Almost two-thirds of registered voters share President Barack Obama’s view that the federal government should regulate internet service providers as utility companies, according to the Morning Consult poll. Sixty-five percent of respondents in the nationwide poll agreed with the statement: “Internet service providers, like Comcast, Time Warner, AT&T and Verizon, should be regulated as a utility with stricter regulations, like power companies or telephone companies.”
“We cannot allow Internet service providers (ISPs) to restrict the best access or to pick winners and losers in the online marketplace for services and ideas,” Obama said in a statement on Nov. 10. “I am asking the Federal Communications Commission (FCC) to answer the call of almost 4 million public comments, and implement the strongest possible rules to protect net neutrality.”
Support for internet regulations even crossed party lines. While 72 percent of Democrats backed tighter regs, independents were a close second at 66 percent, followed by 58 percent of Republicans.
Right-leaning tech experts, who do not support regulating the industry as a utility, say a new messaging approach could sway public opinion in the opposite direction.
“Public utilities provide the same services they always have,” said Richard Bennett, a visiting fellow at the American Enterprise Institute’s Center for Internet, Communications, and Technology Policy. “Broadband has been doubling essentially every three years. When you think about it like that, people may have a different reaction.”
Party affiliation wasn’t the only factor contributing to support for more regulation. Age also played a significant role, with support increasing among older groups.

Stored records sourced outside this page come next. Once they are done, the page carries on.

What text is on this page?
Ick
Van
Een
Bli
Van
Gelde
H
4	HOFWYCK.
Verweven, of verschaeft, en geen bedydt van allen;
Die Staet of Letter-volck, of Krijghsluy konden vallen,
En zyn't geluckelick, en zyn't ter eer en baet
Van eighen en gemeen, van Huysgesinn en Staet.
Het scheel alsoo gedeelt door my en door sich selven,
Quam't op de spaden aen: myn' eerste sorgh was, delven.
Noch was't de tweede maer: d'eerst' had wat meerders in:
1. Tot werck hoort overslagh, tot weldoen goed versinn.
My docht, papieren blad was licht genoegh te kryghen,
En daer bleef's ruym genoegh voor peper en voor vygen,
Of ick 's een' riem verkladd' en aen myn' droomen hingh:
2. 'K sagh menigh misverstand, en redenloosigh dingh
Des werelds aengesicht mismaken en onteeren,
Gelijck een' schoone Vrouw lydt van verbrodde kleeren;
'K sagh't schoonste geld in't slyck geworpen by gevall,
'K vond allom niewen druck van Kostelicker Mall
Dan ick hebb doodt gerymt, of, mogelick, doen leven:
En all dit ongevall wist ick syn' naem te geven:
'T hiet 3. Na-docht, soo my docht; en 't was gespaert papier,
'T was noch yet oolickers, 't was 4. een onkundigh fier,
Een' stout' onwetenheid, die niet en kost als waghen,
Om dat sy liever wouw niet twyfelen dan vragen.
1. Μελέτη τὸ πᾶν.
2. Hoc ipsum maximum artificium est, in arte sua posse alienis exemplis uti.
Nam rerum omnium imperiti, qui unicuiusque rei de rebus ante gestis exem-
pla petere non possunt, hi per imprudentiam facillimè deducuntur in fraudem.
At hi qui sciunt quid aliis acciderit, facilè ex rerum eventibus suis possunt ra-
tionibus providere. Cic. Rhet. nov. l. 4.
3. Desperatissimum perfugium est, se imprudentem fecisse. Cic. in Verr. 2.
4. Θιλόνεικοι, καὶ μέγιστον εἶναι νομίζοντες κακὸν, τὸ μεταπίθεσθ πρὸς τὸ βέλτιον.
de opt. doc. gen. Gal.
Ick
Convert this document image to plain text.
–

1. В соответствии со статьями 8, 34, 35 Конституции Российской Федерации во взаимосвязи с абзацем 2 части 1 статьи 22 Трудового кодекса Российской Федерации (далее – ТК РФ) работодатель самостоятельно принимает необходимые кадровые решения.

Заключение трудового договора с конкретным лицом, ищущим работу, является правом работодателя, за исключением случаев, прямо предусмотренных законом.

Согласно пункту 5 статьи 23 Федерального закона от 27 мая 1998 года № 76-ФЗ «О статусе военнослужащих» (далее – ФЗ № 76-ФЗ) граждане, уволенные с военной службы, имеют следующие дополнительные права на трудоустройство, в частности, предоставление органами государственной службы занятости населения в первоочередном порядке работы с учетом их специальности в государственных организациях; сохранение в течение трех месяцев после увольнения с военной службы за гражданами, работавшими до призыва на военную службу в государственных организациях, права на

“Older people grew up where utility regulation was the norm,” said James Gattuso, a senior research fellow in regulatory policy for the Heritage Foundation. “Younger voters are not used to industries that are heavily regulated and may not trust them as much.”
Despite strong voter backing for a change in rules that govern the internet, ISPs warn that consumers better be careful about what they wish for.
“The problem with Title II regulations isn’t about net neutrality,” said Brian Dietz, vice president of communications and digital strategy at the National Cable and Telecommunications Association. “It’s about all of the consequences like internet taxation,” he said, “and rules that were never intended for the internet.”
The Federal Communications Commission was expected to announce its net neutrality rules before the end of the year, but the independent regulatory agency has postponed its decision until sometime in 2015.
In the meantime, the delay gives both proponents and opponents more time to hone their messages in hopes of swaying voter opinions.
The poll was conducted from Nov. 13 through Nov. 16 among a national sample of 1,811 registered voters. Results from the full survey have a margin of error of plus or minus 2.3 percentage points.